Questions about motivations should still be off-topic in any case. A motivation is an opinion/speculation.

The problem with the Ukranian claim is that a large part of the theory is unprovable. What we can do is look at its plausibility, in other words, are the factual statements in the press release compatible with evidence? If the question is rephrased to focus on facts, it becomes acceptable because it stops being about the motives.

For example: "Was there another possible target in the area?", "Did the Buk system get moved multiple times?" These are all things we can answer, are not about motivations and would stand as questions without changing policies.

"Was Russia trying to shoot down its own citizens?", "Does Russia need to accuse Ukraine of mass murder in order to invade" are all unprovables, and I don't think that we should allow them either.

The various facts claimed in the press release are fair game, but what these facts imply or what we can infer from them are personal opinions we shouldn't debate (nor are actually appropriate anywhere on the SE network).

  • 3
    There are answers to other questions that deal only with proving plausibility.
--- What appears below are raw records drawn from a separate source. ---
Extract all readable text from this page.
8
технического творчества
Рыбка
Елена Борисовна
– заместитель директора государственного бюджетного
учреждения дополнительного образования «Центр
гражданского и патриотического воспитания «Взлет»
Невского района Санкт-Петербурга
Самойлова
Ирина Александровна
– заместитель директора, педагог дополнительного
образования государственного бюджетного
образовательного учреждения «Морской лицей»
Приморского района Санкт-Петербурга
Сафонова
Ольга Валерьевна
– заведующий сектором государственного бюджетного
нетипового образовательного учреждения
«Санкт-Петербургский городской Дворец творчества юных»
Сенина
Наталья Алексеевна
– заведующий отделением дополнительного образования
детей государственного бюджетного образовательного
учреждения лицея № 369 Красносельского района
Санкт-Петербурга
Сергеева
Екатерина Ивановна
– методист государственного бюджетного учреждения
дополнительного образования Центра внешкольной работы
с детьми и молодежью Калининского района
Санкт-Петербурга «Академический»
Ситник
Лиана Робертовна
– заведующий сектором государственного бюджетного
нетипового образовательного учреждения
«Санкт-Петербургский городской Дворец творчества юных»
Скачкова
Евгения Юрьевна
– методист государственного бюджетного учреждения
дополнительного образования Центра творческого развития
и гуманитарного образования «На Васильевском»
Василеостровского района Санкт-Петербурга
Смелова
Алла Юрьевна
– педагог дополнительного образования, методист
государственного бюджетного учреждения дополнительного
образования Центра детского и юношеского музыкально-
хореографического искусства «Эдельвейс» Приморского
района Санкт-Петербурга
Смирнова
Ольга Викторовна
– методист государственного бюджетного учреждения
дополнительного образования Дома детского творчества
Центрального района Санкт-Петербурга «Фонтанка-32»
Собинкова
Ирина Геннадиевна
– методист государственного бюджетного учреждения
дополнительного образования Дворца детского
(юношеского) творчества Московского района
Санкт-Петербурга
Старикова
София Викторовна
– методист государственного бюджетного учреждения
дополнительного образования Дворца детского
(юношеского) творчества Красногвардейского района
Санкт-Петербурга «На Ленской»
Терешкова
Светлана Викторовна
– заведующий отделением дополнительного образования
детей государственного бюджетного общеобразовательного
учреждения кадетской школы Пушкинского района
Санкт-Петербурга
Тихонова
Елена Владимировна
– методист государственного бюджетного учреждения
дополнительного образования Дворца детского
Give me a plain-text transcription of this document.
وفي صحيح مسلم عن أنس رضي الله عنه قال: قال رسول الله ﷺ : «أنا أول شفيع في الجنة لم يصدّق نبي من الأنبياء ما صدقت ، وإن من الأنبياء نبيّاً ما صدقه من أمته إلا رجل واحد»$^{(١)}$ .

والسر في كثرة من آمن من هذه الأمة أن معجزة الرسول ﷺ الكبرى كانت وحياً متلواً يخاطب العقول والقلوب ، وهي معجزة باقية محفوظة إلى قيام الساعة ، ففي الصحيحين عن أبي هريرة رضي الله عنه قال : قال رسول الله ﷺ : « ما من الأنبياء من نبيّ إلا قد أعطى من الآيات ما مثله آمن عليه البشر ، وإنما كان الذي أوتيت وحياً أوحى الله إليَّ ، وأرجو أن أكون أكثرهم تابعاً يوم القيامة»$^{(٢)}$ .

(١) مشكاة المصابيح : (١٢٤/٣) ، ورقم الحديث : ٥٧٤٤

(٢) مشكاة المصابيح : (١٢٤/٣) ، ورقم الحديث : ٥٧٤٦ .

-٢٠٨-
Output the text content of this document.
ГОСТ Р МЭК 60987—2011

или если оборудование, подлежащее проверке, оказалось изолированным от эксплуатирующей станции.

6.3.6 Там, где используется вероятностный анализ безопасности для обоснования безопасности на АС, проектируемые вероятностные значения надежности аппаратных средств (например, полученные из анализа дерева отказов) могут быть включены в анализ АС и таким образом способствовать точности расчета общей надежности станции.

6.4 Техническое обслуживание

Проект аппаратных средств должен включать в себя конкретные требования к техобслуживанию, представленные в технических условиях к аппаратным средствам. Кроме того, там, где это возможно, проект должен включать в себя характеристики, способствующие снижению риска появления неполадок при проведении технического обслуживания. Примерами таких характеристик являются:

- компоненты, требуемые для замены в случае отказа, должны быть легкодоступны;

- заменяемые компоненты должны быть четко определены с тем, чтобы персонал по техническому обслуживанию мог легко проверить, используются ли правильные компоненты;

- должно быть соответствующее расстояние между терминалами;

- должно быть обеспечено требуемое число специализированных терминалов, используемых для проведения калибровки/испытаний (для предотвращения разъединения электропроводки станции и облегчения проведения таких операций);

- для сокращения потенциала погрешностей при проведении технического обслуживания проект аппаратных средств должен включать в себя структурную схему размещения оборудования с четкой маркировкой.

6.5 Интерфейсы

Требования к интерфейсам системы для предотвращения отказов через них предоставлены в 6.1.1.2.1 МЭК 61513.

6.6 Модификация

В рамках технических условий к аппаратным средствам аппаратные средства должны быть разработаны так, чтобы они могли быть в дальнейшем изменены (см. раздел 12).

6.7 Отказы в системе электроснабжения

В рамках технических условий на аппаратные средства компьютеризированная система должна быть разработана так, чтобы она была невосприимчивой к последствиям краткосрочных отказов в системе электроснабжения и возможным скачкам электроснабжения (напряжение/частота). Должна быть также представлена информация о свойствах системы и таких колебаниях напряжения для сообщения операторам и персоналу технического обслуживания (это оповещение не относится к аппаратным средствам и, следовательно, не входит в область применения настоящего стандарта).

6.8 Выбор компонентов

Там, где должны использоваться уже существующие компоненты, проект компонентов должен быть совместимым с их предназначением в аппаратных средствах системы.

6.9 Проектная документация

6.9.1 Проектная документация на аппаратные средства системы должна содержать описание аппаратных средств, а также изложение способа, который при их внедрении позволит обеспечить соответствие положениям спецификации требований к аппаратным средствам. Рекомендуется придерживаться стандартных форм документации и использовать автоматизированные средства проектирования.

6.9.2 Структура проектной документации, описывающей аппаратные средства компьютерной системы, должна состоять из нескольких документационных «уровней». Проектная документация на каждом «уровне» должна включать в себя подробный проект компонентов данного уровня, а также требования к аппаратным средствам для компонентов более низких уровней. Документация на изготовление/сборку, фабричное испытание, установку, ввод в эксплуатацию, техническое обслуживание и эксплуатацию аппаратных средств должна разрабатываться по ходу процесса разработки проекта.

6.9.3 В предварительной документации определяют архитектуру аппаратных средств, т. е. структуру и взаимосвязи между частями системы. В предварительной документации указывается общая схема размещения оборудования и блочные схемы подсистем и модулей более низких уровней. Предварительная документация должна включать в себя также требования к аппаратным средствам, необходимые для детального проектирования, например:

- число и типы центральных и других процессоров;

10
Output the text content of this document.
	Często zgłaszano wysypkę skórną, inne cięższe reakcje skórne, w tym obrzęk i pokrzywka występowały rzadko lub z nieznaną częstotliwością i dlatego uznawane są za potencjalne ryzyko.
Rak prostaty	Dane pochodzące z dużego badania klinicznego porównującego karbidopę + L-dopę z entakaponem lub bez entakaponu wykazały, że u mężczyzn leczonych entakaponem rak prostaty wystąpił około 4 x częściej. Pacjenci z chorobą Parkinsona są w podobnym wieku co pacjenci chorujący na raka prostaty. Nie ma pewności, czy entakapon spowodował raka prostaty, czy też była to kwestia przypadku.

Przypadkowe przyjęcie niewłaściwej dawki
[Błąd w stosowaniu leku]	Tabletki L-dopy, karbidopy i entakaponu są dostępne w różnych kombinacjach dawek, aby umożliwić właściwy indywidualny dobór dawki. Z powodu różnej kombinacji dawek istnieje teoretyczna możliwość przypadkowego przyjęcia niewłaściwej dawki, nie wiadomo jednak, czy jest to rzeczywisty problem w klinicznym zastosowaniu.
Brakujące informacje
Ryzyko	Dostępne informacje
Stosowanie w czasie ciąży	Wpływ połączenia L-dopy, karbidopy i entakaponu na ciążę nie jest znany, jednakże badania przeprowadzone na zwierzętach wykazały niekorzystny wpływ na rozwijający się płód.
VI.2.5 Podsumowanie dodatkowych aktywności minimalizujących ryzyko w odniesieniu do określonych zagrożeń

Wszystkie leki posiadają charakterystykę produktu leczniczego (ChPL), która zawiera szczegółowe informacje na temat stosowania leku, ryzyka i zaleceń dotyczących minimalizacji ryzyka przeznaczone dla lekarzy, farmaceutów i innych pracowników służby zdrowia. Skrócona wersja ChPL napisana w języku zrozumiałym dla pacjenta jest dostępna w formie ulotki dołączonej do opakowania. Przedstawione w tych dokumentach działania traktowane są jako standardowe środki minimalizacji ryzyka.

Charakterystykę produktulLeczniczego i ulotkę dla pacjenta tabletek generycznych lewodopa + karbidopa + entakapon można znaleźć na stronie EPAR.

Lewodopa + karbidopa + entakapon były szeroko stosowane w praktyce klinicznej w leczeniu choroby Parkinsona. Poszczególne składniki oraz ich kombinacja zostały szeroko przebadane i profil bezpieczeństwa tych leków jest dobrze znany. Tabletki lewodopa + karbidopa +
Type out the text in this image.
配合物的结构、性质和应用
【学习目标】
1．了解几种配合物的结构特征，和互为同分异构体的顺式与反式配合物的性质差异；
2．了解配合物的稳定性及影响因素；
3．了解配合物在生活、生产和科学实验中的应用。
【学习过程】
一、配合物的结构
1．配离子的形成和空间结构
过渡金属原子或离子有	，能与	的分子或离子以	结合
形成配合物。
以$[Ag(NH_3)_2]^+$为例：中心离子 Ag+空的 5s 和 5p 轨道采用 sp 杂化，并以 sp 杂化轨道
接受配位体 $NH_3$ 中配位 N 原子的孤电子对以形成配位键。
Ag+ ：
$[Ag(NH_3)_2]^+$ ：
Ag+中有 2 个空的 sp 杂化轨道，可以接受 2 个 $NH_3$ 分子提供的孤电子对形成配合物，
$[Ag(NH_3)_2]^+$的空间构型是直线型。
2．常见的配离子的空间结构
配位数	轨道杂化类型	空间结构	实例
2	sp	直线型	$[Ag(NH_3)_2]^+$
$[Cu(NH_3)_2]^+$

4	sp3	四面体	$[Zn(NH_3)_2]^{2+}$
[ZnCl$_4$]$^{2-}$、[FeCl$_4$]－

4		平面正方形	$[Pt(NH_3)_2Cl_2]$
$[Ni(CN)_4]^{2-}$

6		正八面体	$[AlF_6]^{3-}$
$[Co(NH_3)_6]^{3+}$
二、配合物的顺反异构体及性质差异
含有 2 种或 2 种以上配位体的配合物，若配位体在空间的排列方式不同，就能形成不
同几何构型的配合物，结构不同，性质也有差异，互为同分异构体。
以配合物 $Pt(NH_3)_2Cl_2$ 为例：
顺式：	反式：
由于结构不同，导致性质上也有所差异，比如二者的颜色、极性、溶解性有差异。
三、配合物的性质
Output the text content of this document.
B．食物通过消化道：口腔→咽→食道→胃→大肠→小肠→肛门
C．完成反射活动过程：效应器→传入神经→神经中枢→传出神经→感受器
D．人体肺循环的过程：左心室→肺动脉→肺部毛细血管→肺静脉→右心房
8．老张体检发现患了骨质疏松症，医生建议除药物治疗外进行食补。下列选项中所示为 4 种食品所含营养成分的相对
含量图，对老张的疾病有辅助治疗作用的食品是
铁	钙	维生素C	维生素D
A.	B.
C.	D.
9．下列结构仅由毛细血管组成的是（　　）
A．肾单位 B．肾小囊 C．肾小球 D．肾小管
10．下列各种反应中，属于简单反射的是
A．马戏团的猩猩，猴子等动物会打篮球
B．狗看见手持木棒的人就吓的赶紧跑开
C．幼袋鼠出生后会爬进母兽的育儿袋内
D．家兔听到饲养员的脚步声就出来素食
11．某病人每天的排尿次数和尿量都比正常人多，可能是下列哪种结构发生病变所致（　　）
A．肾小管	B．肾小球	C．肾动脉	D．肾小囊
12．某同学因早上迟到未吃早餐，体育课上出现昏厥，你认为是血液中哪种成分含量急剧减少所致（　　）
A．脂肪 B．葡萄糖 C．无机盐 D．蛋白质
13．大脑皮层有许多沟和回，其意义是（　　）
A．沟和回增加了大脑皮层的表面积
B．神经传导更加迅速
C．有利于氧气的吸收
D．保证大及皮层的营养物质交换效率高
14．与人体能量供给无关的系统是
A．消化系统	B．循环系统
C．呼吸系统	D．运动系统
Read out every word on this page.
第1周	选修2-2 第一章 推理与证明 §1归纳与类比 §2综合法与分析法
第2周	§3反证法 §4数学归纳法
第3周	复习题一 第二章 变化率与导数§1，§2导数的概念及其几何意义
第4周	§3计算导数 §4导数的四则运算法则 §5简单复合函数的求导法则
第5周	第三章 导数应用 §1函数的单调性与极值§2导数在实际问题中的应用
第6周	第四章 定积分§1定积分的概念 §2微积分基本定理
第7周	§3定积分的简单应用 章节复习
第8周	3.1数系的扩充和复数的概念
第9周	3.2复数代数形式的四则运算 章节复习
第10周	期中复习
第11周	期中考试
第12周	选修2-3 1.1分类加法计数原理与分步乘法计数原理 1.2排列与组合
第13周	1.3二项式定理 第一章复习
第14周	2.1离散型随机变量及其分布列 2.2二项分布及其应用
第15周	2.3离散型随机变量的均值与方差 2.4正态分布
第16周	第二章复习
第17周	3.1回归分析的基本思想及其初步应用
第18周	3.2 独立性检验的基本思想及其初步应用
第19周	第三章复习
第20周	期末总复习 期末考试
For example skeptics.stackexchange.com/a/22682/3790
    – vartec
    Commented Aug 8, 2014 at 10:35
  • @vartec That's a fairly poor answer to a factual question, tbh.
    – Sklivvz
    Commented Aug 8, 2014 at 10:46
  • @vartec I've removed it because it didn't answer the question and it was full of logical fallacies.
    – Sklivvz
    Commented Aug 8, 2014 at 11:00
  • Ok, +1 because you've got valid points regarding the particular case. However, I still don't agree that "motivation is speculation" in case of a large organization.
    – vartec
    Commented Aug 8, 2014 at 11:18
  • @vartec, it's hard to say in general, but you need to account for emergent behaviors (en.wikipedia.org/wiki/Emergence) which allow for companies to do something without an obvious/provable motivation. It's hairy.
    – Sklivvz
    Commented Aug 8, 2014 at 11:43
  • 2
    While motivations remain problematic, with large groups (e.g. countries) I think it is fair to talk about beliefs. Whether Donald Trump believes Obama to have been born in Kenya is impossible to say - we only have his politically-motivated word for it. What percentage of the population of the USA believes it is something we can measure empirically, with error bars.
    – Oddthinking Mod
    Commented Aug 8, 2014 at 12:09
  • 2
    @Oddthinking The kind of belief which is disallowed, it doesn't work with populations either ("true" belief vs. self-reported belief). Self-reported belief is fine even on individuals.